Recently, ultrasonic inspections at a domestic PWR identified localized wall thinning due to Flow Accelerated Corrosion (FAC) in their feedwater piping system. Specifically, in a carbon steel 18 x 12-inch expander located in the auxiliary boiler building that is non-safety related. Based on a fitness-for-service analysis, the projected wall thinning will be below the design minimum wall thickness prior to the next refueling outage. Structural Integrity was contacted in order to help the station reduce identified conservatisms through a more sophisticated analysis.
Using detailed inspection data from the site, we developed a finite element model of the degraded expander for evaluation.

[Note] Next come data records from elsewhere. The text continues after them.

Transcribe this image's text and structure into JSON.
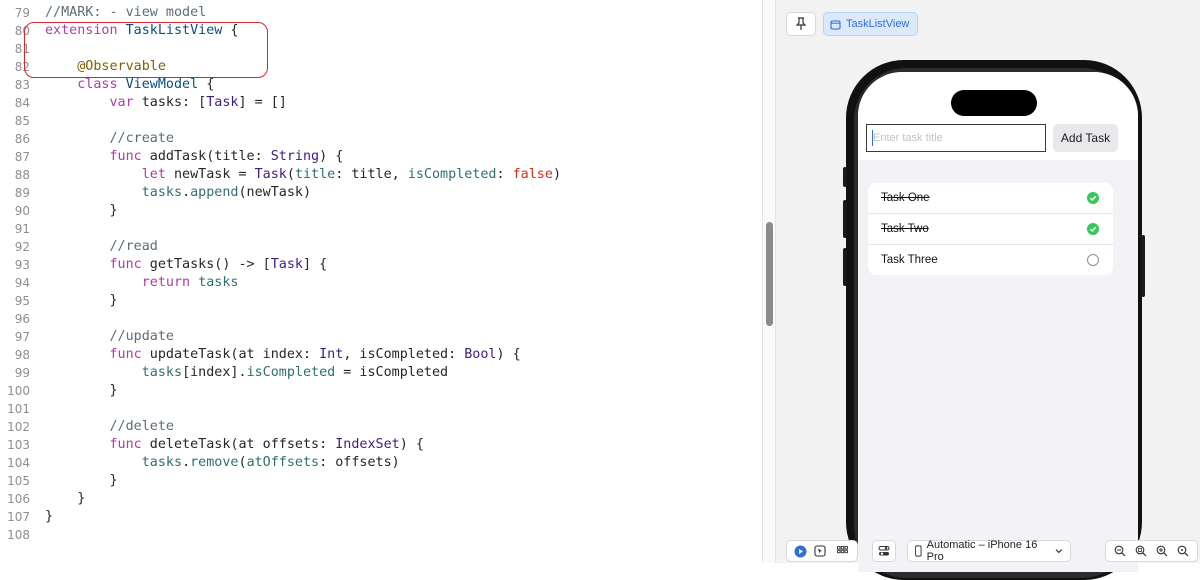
{
  "editor": {
    "lines": [
      {
        "n": "79",
        "tokens": [
          [
            "cm",
            "//MARK: - view model"
          ]
        ]
      },
      {
        "n": "80",
        "tokens": [
          [
            "kw",
            "extension"
          ],
          [
            "pl",
            " "
          ],
          [
            "tyd",
            "TaskListView"
          ],
          [
            "pl",
            " {"
          ]
        ]
      },
      {
        "n": "81",
        "tokens": []
      },
      {
        "n": "82",
        "tokens": [
          [
            "pl",
            "    "
          ],
          [
            "at",
            "@Observable"
          ]
        ]
      },
      {
        "n": "83",
        "tokens": [
          [
            "pl",
            "    "
          ],
          [
            "kw",
            "class"
          ],
          [
            "pl",
            " "
          ],
          [
            "tyd",
            "ViewModel"
          ],
          [
            "pl",
            " {"
          ]
        ]
      },
      {
        "n": "84",
        "tokens": [
          [
            "pl",
            "        "
          ],
          [
            "kw",
            "var"
          ],
          [
            "pl",
            " tasks: ["
          ],
          [
            "ty",
            "Task"
          ],
          [
            "pl",
            "] = []"
          ]
        ]
      },
      {
        "n": "85",
        "tokens": []
      },
      {
        "n": "86",
        "tokens": [
          [
            "pl",
            "        "
          ],
          [
            "cm",
            "//create"
          ]
        ]
      },
      {
        "n": "87",
        "tokens": [
          [
            "pl",
            "        "
          ],
          [
            "kw",
            "func"
          ],
          [
            "pl",
            " addTask(title: "
          ],
          [
            "ty",
            "String"
          ],
          [
            "pl",
            ") {"
          ]
        ]
      },
      {
        "n": "88",
        "tokens": [
          [
            "pl",
            "            "
          ],
          [
            "kw",
            "let"
          ],
          [
            "pl",
            " newTask = "
          ],
          [
            "ty",
            "Task"
          ],
          [
            "pl",
            "("
          ],
          [
            "fn",
            "title"
          ],
          [
            "pl",
            ": title, "
          ],
          [
            "fn",
            "isCompleted"
          ],
          [
            "pl",
            ": "
          ],
          [
            "lit",
            "false"
          ],
          [
            "pl",
            ")"
          ]
        ]
      },
      {
        "n": "89",
        "tokens": [
          [
            "pl",
            "            "
          ],
          [
            "fn",
            "tasks"
          ],
          [
            "pl",
            "."
          ],
          [
            "fn",
            "append"
          ],
          [
            "pl",
            "(newTask)"
          ]
        ]
      },
      {
        "n": "90",
        "tokens": [
          [
            "pl",
            "        }"
          ]
        ]
      },
      {
        "n": "91",
        "tokens": []
      },
      {
        "n": "92",
        "tokens": [
          [
            "pl",
            "        "
          ],
          [
            "cm",
            "//read"
          ]
        ]
      },
      {
        "n": "93",
        "tokens": [
          [
            "pl",
            "        "
          ],
          [
            "kw",
            "func"
          ],
          [
            "pl",
            " getTasks() -> ["
          ],
          [
            "ty",
            "Task"
          ],
          [
            "pl",
            "] {"
          ]
        ]
      },
      {
        "n": "94",
        "tokens": [
          [
            "pl",
            "            "
          ],
          [
            "kw",
            "return"
          ],
          [
            "pl",
            " "
          ],
          [
            "fn",
            "tasks"
          ]
        ]
      },
      {
        "n": "95",
        "tokens": [
          [
            "pl",
            "        }"
          ]
        ]
      },
      {
        "n": "96",
        "tokens": []
      },
      {
        "n": "97",
        "tokens": [
          [
            "pl",
            "        "
          ],
          [
            "cm",
            "//update"
          ]
        ]
      },
      {
        "n": "98",
        "tokens": [
          [
            "pl",
            "        "
          ],
          [
            "kw",
            "func"
          ],
          [
            "pl",
            " updateTask(at index: "
          ],
          [
            "ty",
            "Int"
          ],
          [
            "pl",
            ", isCompleted: "
          ],
          [
            "ty",
            "Bool"
          ],
          [
            "pl",
            ") {"
          ]
        ]
      },
      {
        "n": "99",
        "tokens": [
          [
            "pl",
            "            "
          ],
          [
            "fn",
            "tasks"
          ],
          [
            "pl",
            "[index]."
          ],
          [
            "fn",
            "isCompleted"
          ],
          [
            "pl",
            " = isCompleted"
          ]
        ]
      },
      {
        "n": "100",
        "tokens": [
          [
            "pl",
            "        }"
          ]
        ]
      },
      {
        "n": "101",
        "tokens": []
      },
      {
        "n": "102",
        "tokens": [
          [
            "pl",
            "        "
          ],
          [
            "cm",
            "//delete"
          ]
        ]
      },
      {
        "n": "103",
        "tokens": [
          [
            "pl",
            "        "
          ],
          [
            "kw",
            "func"
          ],
          [
            "pl",
            " deleteTask(at offsets: "
          ],
          [
            "ty",
            "IndexSet"
          ],
          [
            "pl",
            ") {"
          ]
        ]
      },
      {
        "n": "104",
        "tokens": [
          [
            "pl",
            "            "
          ],
          [
            "fn",
            "tasks"
          ],
          [
            "pl",
            "."
          ],
          [
            "fn",
            "remove"
          ],
          [
            "pl",
            "("
          ],
          [
            "fn",
            "atOffsets"
          ],
          [
            "pl",
            ": offsets)"
          ]
        ]
      },
      {
        "n": "105",
        "tokens": [
          [
            "pl",
            "        }"
          ]
        ]
      },
      {
        "n": "106",
        "tokens": [
          [
            "pl",
            "    }"
          ]
        ]
      },
      {
        "n": "107",
        "tokens": [
          [
            "pl",
            "}"
          ]
        ]
      },
      {
        "n": "108",
        "tokens": []
      }
    ]
  },
  "canvas": {
    "pin_icon": "pin-icon",
    "preview_chip_label": "TaskListView",
    "preview_chip_icon": "window-icon",
    "input_placeholder": "Enter task title",
    "add_button_label": "Add Task",
    "tasks": [
      {
        "title": "Task One",
        "completed": true
      },
      {
        "title": "Task Two",
        "completed": true
      },
      {
        "title": "Task Three",
        "completed": false
      }
    ],
    "bottom_bar": {
      "live_icon": "play-icon",
      "selectable_icon": "cursor-icon",
      "variants_icon": "grid-icon",
      "settings_icon": "sliders-icon",
      "device_label": "Automatic – iPhone 16 Pro",
      "device_icon": "iphone-icon",
      "zoom_icons": [
        "zoom-out-icon",
        "zoom-fit-icon",
        "zoom-in-icon",
        "zoom-actual-icon"
      ]
    }
  },
  "colors": {
    "keyword": "#ad3da4",
    "type": "#3d1d81",
    "comment": "#5d6c79",
    "annotation": "#805e03",
    "literal": "#d12f1b",
    "highlight_box": "#d8262e",
    "accent": "#2f6fd6",
    "check_green": "#34c759"
  }
}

The model reflected the actual profile of the remaining expander wall thickness and allowed for structural credit to be taken for all remaining material as opposed to assuming uniform thinning. The finite element model was then further thinned, using corrosion rate data from the plant, such that the future condition of the expander at the next refueling outage could be analyzed. Design loading could then be applied to the model and directional stresses extracted for comparison to the design allowable stress to determine acceptance. If the acceptance criteria were met, future operating cycles of thinning could be applied to predict the maximum life of the expander.
Taking advantage of a higher design allowable stress in more recent ASME Codes (between 1999 and 2000 the ASME changed the safety factor associated with material allowable stress from 4 to 3.5), we prepared a code reconciliation to justify the use of the 14% higher allowable stress. The Code of Construction for the feedwater piping at this PWR is B31.1. Since B31.1 does not provide reconciliation guidance to newer codes, guidance was taken from ASME Section XI, IWA-4200.
By performing a stress evaluation using the developed finite element model and comparing the stress results to the higher design allowable stress, it was determined the expander wall thickness would not violate the design minimum wall thickness by the next refueling outage. In fact, additional operating cycles of thinning were applied to the model and the expander was found to be acceptable for at least 18 more years of future operation if the corrosion rates remain constant.